大広間のような場所、昔は巨大な藁人形で行う祭りだったが、観光振興の一環として大量のカカシでそこそこ人気となっていた中に直撃したコロナ禍。久々に再開しようとしたらやる気いっぱいだった二人は認知症になっておぼつかない。
町起こし隊として移住してきた芸術家、家を出たきり顔を見せなかったが離婚し乳飲み子を抱えて戻ってきた男、15年引きこもりだったが親が認知症になり介護のために家から出るようになった男。
山を守りたいババは山を売りたい家族と喧嘩してビニルハウスで暮らしているが、山を見に行って足をすべらせて亡くなってしまう。
この場所で暮らしている人、出ていくひと、戻ってきた人、あるいは定住するよそ者、葬式はあってもそれほど大きな大事件は起こらないけれど、この場所で生まれ老いていく人も、芸術家として行政の金で来る人も、あるいは出ていったのにここに戻ってきた人もそれぞれの人生、それぞれに暮らしてる日常を描きます。

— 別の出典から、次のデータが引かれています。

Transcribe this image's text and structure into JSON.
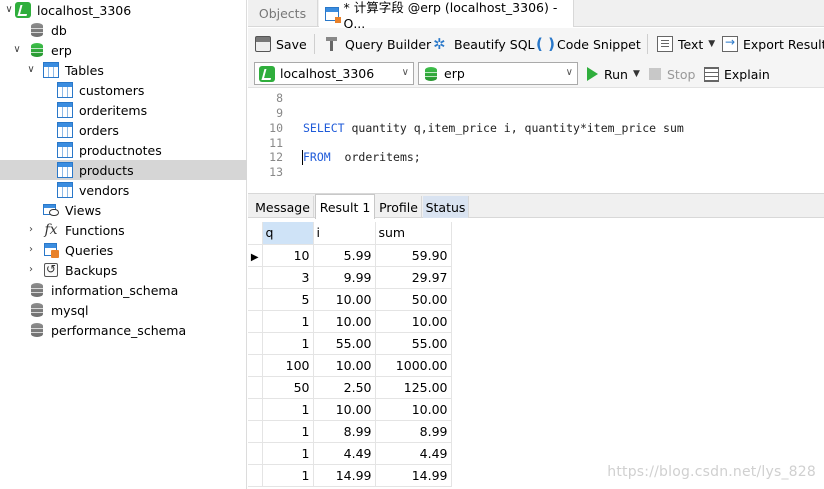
{
  "sidebar": {
    "nodes": [
      {
        "label": "localhost_3306",
        "icon": "connection-icon"
      },
      {
        "label": "db",
        "icon": "database-icon"
      },
      {
        "label": "erp",
        "icon": "database-icon"
      },
      {
        "label": "Tables",
        "icon": "tables-icon"
      },
      {
        "label": "customers",
        "icon": "table-icon"
      },
      {
        "label": "orderitems",
        "icon": "table-icon"
      },
      {
        "label": "orders",
        "icon": "table-icon"
      },
      {
        "label": "productnotes",
        "icon": "table-icon"
      },
      {
        "label": "products",
        "icon": "table-icon"
      },
      {
        "label": "vendors",
        "icon": "table-icon"
      },
      {
        "label": "Views",
        "icon": "views-icon"
      },
      {
        "label": "Functions",
        "icon": "functions-icon"
      },
      {
        "label": "Queries",
        "icon": "queries-icon"
      },
      {
        "label": "Backups",
        "icon": "backups-icon"
      },
      {
        "label": "information_schema",
        "icon": "database-icon"
      },
      {
        "label": "mysql",
        "icon": "database-icon"
      },
      {
        "label": "performance_schema",
        "icon": "database-icon"
      }
    ]
  },
  "tabs": {
    "objects": "Objects",
    "query": "* 计算字段 @erp (localhost_3306) - Q..."
  },
  "toolbar": {
    "save": "Save",
    "query_builder": "Query Builder",
    "beautify": "Beautify SQL",
    "snippet": "Code Snippet",
    "text": "Text",
    "export": "Export Result"
  },
  "connbar": {
    "connection": "localhost_3306",
    "database": "erp",
    "run": "Run",
    "stop": "Stop",
    "explain": "Explain"
  },
  "editor": {
    "lines": [
      {
        "num": "8",
        "code": ""
      },
      {
        "num": "9",
        "code": ""
      },
      {
        "num": "10",
        "code": "SELECT quantity q,item_price i, quantity*item_price sum"
      },
      {
        "num": "11",
        "code": ""
      },
      {
        "num": "12",
        "code": "FROM  orderitems;"
      },
      {
        "num": "13",
        "code": ""
      }
    ]
  },
  "result_tabs": [
    "Message",
    "Result 1",
    "Profile",
    "Status"
  ],
  "grid": {
    "columns": [
      "q",
      "i",
      "sum"
    ],
    "rows": [
      [
        "10",
        "5.99",
        "59.90"
      ],
      [
        "3",
        "9.99",
        "29.97"
      ],
      [
        "5",
        "10.00",
        "50.00"
      ],
      [
        "1",
        "10.00",
        "10.00"
      ],
      [
        "1",
        "55.00",
        "55.00"
      ],
      [
        "100",
        "10.00",
        "1000.00"
      ],
      [
        "50",
        "2.50",
        "125.00"
      ],
      [
        "1",
        "10.00",
        "10.00"
      ],
      [
        "1",
        "8.99",
        "8.99"
      ],
      [
        "1",
        "4.49",
        "4.49"
      ],
      [
        "1",
        "14.99",
        "14.99"
      ]
    ]
  },
  "watermark": "https://blog.csdn.net/lys_828"
}
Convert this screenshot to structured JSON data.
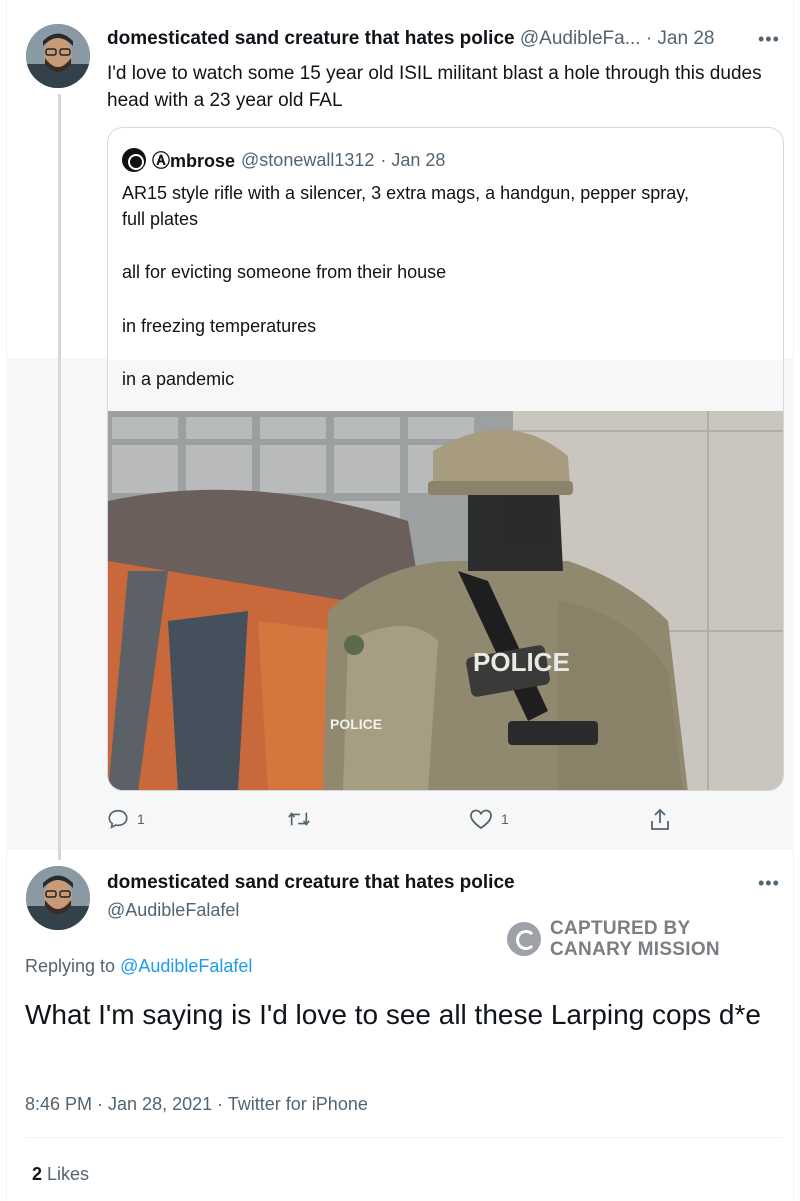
{
  "tweet1": {
    "name": "domesticated sand creature that hates police",
    "handle": "@AudibleFa...",
    "date": "· Jan 28",
    "text": "I'd love to watch some 15 year old ISIL militant blast a hole through this dudes head with a 23 year old FAL"
  },
  "quote": {
    "name": "Ⓐmbrose",
    "handle": "@stonewall1312",
    "date": "· Jan 28",
    "lines": [
      "AR15 style rifle with a silencer, 3 extra mags, a handgun, pepper spray,",
      "full plates",
      "all for evicting someone from their house",
      "in freezing temperatures",
      "in a pandemic"
    ],
    "photo_vest_text": "POLICE",
    "photo_patch_text": "POLICE"
  },
  "actions": {
    "reply_count": "1",
    "like_count": "1"
  },
  "tweet2": {
    "name": "domesticated sand creature that hates police",
    "handle": "@AudibleFalafel",
    "replying_prefix": "Replying to",
    "replying_handle": "@AudibleFalafel",
    "text": "What I'm saying is I'd love to see all these Larping cops d*e",
    "meta": "8:46 PM · Jan 28, 2021 · Twitter for iPhone",
    "likes_count": "2",
    "likes_label": "Likes"
  },
  "watermark": {
    "line1": "CAPTURED BY",
    "line2": "CANARY MISSION"
  },
  "icons": {
    "more": "more-dots-icon",
    "reply": "reply-bubble-icon",
    "retweet": "retweet-icon",
    "like": "heart-icon",
    "share": "share-icon"
  }
}
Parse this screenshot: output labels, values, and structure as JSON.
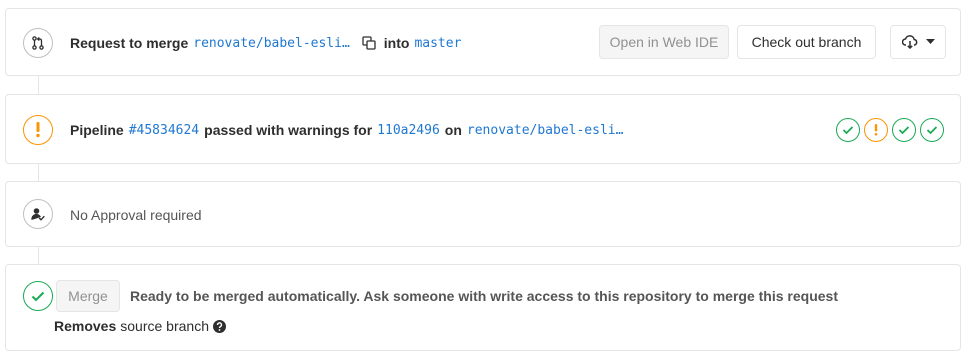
{
  "merge_request": {
    "prefix": "Request to merge",
    "source_branch": "renovate/babel-esli…",
    "into_label": "into",
    "target_branch": "master",
    "open_web_ide_label": "Open in Web IDE",
    "checkout_label": "Check out branch"
  },
  "pipeline": {
    "label": "Pipeline",
    "id": "#45834624",
    "status_text": "passed with warnings for",
    "commit": "110a2496",
    "on_label": "on",
    "branch": "renovate/babel-esli…",
    "stages": [
      "success",
      "warning",
      "success",
      "success"
    ]
  },
  "approval": {
    "text": "No Approval required"
  },
  "merge": {
    "button_label": "Merge",
    "status_text": "Ready to be merged automatically. Ask someone with write access to this repository to merge this request",
    "removes_label": "Removes",
    "source_branch_label": "source branch"
  },
  "colors": {
    "success": "#1aaa55",
    "warning": "#fc9403",
    "link": "#1f78d1",
    "border": "#e5e5e5"
  }
}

お手軽な町起こしとして日本中で試され失敗しまくっている「かかし祭り」のビジョンのなさ加減、それでも賑わいがなつかしくて半分諦めながらも続けようとする老人たち、町起こしで行政の金で移住してきた芸術家もいい人ではあるが町が望む賑わいを起こすほどの力はなく、行政だって増える害獣をすべて片付けるだけの余裕はなくなっていて。老いていく田舎あるいは日本の縮図というと単純にすぎるけれど、それでも生きている人々を解像度高く描く作家の確かな力。

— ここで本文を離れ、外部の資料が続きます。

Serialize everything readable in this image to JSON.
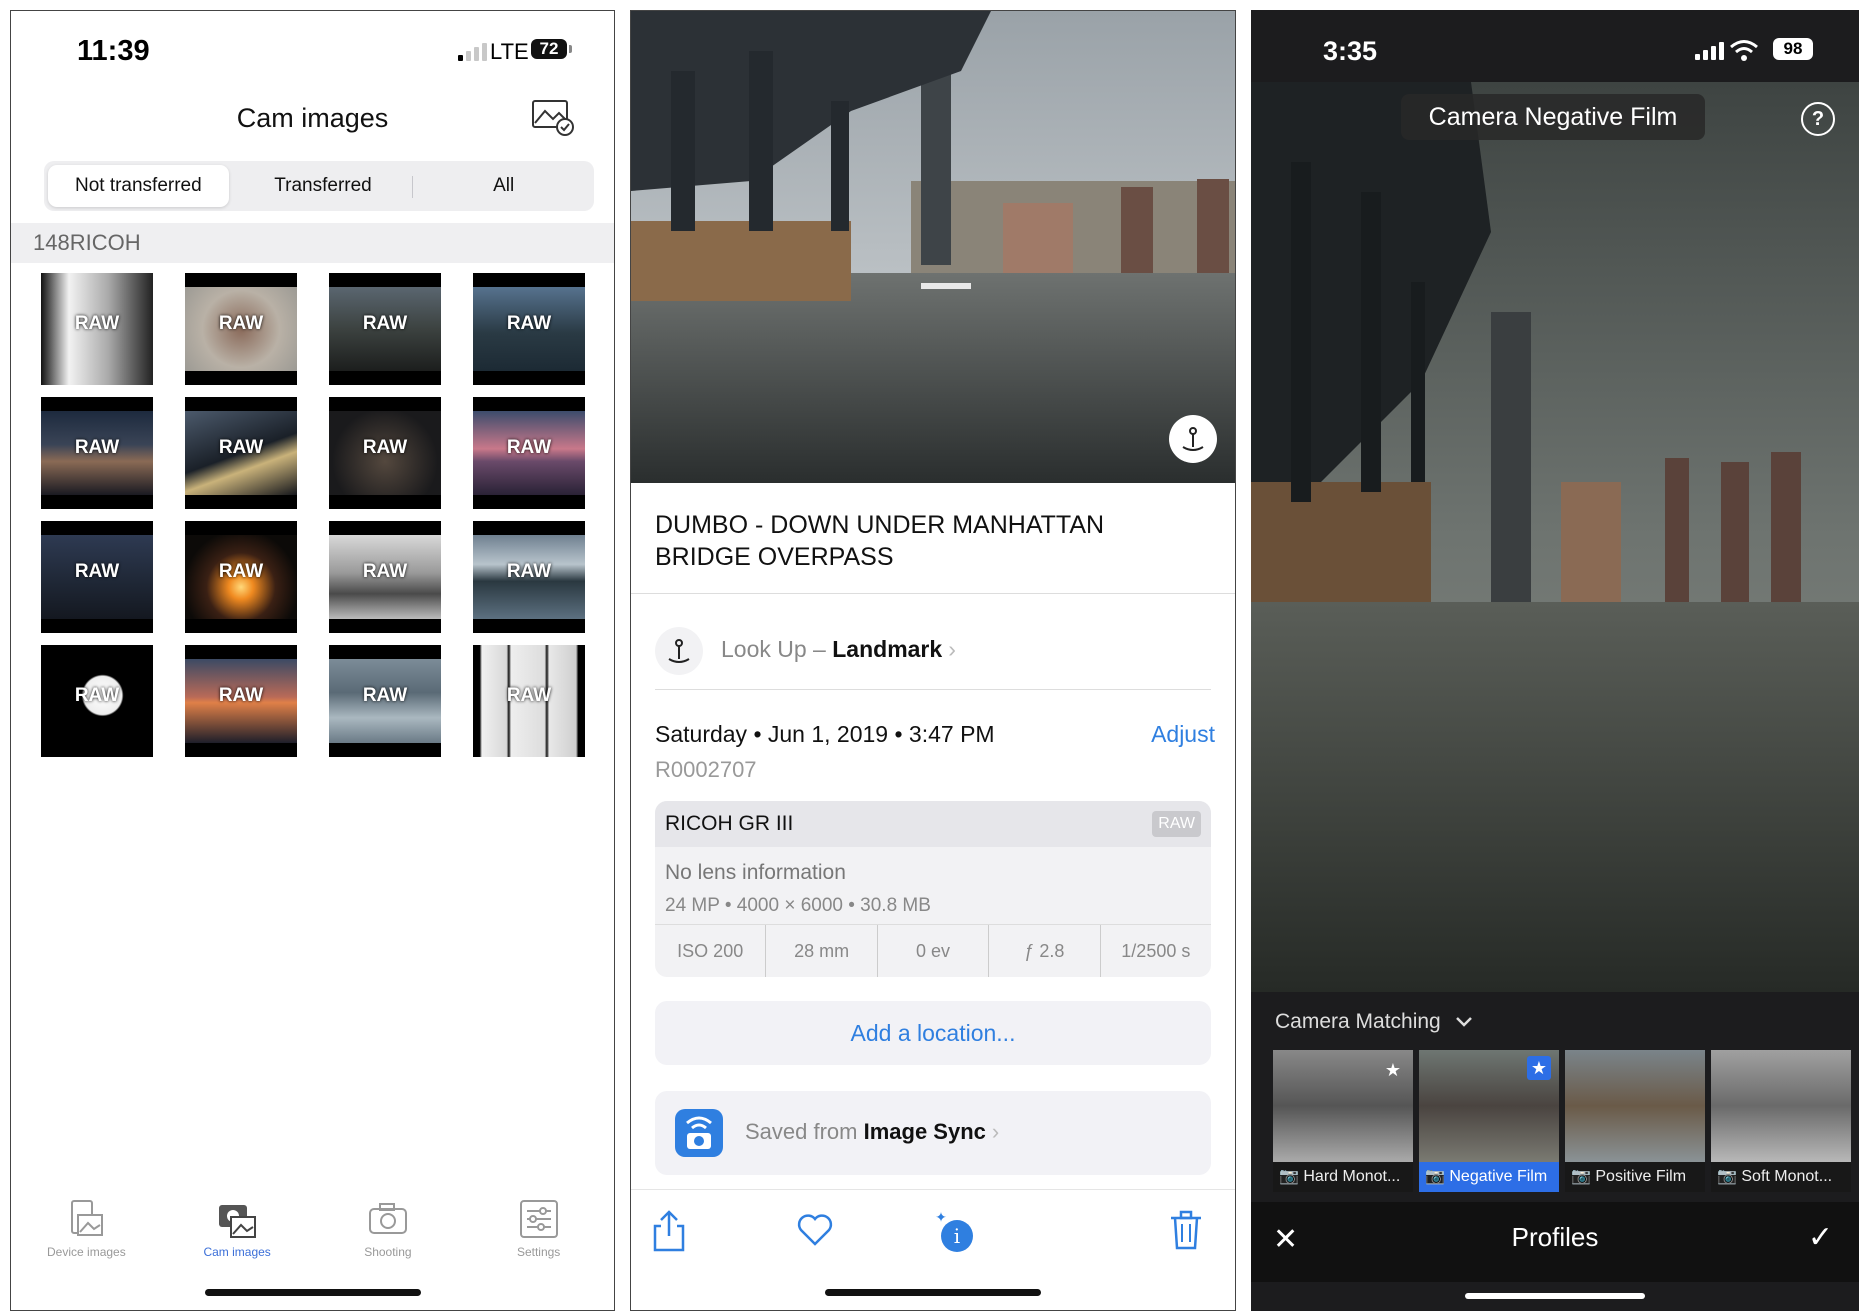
{
  "p1": {
    "status": {
      "time": "11:39",
      "network": "LTE",
      "battery": "72"
    },
    "title": "Cam images",
    "segments": [
      "Not transferred",
      "Transferred",
      "All"
    ],
    "folder": "148RICOH",
    "thumb_label": "RAW",
    "tabs": [
      "Device images",
      "Cam images",
      "Shooting",
      "Settings"
    ]
  },
  "p2": {
    "landmark_title": "DUMBO - DOWN UNDER MANHATTAN BRIDGE OVERPASS",
    "lookup_prefix": "Look Up – ",
    "lookup_value": "Landmark",
    "datetime": "Saturday • Jun 1, 2019 • 3:47 PM",
    "adjust": "Adjust",
    "filename": "R0002707",
    "camera": "RICOH GR III",
    "raw_badge": "RAW",
    "lens": "No lens information",
    "specs": "24 MP  •  4000 × 6000  •  30.8 MB",
    "exif": [
      "ISO 200",
      "28 mm",
      "0 ev",
      "ƒ 2.8",
      "1/2500 s"
    ],
    "add_location": "Add a location...",
    "saved_prefix": "Saved from ",
    "saved_app": "Image Sync"
  },
  "p3": {
    "status": {
      "time": "3:35",
      "battery": "98"
    },
    "profile_pill": "Camera Negative Film",
    "help": "?",
    "group": "Camera Matching",
    "profiles": [
      "Hard Monot...",
      "Negative Film",
      "Positive Film",
      "Soft Monot..."
    ],
    "bottom_title": "Profiles"
  },
  "colors": {
    "accent_blue": "#2f7fe0",
    "lr_blue": "#2d6ee6"
  }
}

首都圏で生まれ育ったワタシに本当のこの世界が理解できるわけではないのだろうけれど、 解像度の高さはたとえば認知症、突然激昂して警察に電話しろというが数分後には忘れてる老人(山田百次)とか、この場所を捨てたのに戻ってきた男(武谷公雄)が困っていれば黙って助ける(河村竜也)とか、生きるために熱意なく役所で働いている(赤刎千久子)ような感じとか、どこかでみたような風景、それを殊更に強調しなくても、万事がこんなふうにリアリティのある場として作り上げられる座組なのです。

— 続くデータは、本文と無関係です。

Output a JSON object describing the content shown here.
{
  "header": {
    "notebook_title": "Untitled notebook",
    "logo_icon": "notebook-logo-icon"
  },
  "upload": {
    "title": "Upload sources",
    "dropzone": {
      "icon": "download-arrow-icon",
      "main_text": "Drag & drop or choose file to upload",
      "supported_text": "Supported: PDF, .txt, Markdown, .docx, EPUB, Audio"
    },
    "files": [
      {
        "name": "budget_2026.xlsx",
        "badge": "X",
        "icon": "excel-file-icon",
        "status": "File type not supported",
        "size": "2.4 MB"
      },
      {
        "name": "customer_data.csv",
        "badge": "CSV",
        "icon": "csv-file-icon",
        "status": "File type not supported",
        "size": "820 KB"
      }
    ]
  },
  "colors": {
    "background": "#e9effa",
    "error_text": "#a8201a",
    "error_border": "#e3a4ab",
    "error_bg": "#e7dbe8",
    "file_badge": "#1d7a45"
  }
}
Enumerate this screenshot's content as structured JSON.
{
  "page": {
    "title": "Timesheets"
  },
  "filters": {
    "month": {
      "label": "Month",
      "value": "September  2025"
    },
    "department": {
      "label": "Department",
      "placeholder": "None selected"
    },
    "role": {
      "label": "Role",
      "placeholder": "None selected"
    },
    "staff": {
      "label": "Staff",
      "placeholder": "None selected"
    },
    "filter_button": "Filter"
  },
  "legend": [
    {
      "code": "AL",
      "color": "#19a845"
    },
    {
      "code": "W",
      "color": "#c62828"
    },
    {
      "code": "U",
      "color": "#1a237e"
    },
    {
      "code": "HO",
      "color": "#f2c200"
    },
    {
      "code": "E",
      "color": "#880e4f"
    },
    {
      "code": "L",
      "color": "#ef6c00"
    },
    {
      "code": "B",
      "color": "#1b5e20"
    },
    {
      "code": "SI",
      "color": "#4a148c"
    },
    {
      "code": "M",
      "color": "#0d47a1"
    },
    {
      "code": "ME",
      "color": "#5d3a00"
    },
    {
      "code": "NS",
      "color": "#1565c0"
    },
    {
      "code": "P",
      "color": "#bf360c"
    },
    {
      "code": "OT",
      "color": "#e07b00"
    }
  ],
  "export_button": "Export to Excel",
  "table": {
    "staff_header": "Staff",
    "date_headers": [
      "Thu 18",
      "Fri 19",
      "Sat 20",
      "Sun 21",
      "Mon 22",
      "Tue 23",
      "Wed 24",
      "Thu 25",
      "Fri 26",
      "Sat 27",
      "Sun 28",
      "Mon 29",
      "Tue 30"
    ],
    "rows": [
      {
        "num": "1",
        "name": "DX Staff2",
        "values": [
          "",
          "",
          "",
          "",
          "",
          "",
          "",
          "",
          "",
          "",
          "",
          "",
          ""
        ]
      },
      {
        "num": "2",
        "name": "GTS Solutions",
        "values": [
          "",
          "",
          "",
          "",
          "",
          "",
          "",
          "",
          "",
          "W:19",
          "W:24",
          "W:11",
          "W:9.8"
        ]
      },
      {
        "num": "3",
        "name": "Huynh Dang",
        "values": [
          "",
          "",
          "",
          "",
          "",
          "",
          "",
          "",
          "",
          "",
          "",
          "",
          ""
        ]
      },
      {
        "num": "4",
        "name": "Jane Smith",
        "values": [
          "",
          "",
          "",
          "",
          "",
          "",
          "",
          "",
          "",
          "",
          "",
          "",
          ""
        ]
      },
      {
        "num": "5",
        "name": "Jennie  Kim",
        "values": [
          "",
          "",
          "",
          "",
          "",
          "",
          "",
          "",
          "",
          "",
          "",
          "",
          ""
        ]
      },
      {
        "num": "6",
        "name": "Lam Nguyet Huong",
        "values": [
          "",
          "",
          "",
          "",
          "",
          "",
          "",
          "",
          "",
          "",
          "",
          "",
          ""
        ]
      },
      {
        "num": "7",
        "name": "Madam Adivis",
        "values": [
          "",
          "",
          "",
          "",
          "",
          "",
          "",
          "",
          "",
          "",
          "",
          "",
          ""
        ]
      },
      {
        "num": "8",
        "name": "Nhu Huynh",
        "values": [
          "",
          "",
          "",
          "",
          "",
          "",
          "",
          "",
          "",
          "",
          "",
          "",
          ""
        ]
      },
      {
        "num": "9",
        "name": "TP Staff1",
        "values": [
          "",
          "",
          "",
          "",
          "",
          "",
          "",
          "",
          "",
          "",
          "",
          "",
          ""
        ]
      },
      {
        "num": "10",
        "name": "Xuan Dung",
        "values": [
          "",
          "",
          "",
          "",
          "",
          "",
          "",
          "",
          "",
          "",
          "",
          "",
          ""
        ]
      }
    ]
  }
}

成田沙織は一段上のネイティブ津軽弁の強度が顕在、芸術家を演じた斉藤祐一の優男ぶりの説得力、引きこもりを演じた中田麦平が老いて家を出る不安と希望とが入り交じる解像度。とりわけ老婆を演じた三上晴佳が舞台にいるまま薄暗くなったとおもったら娘に変わっているシーンと、その両方に違和感がない稀有な役者をみられる幸せ。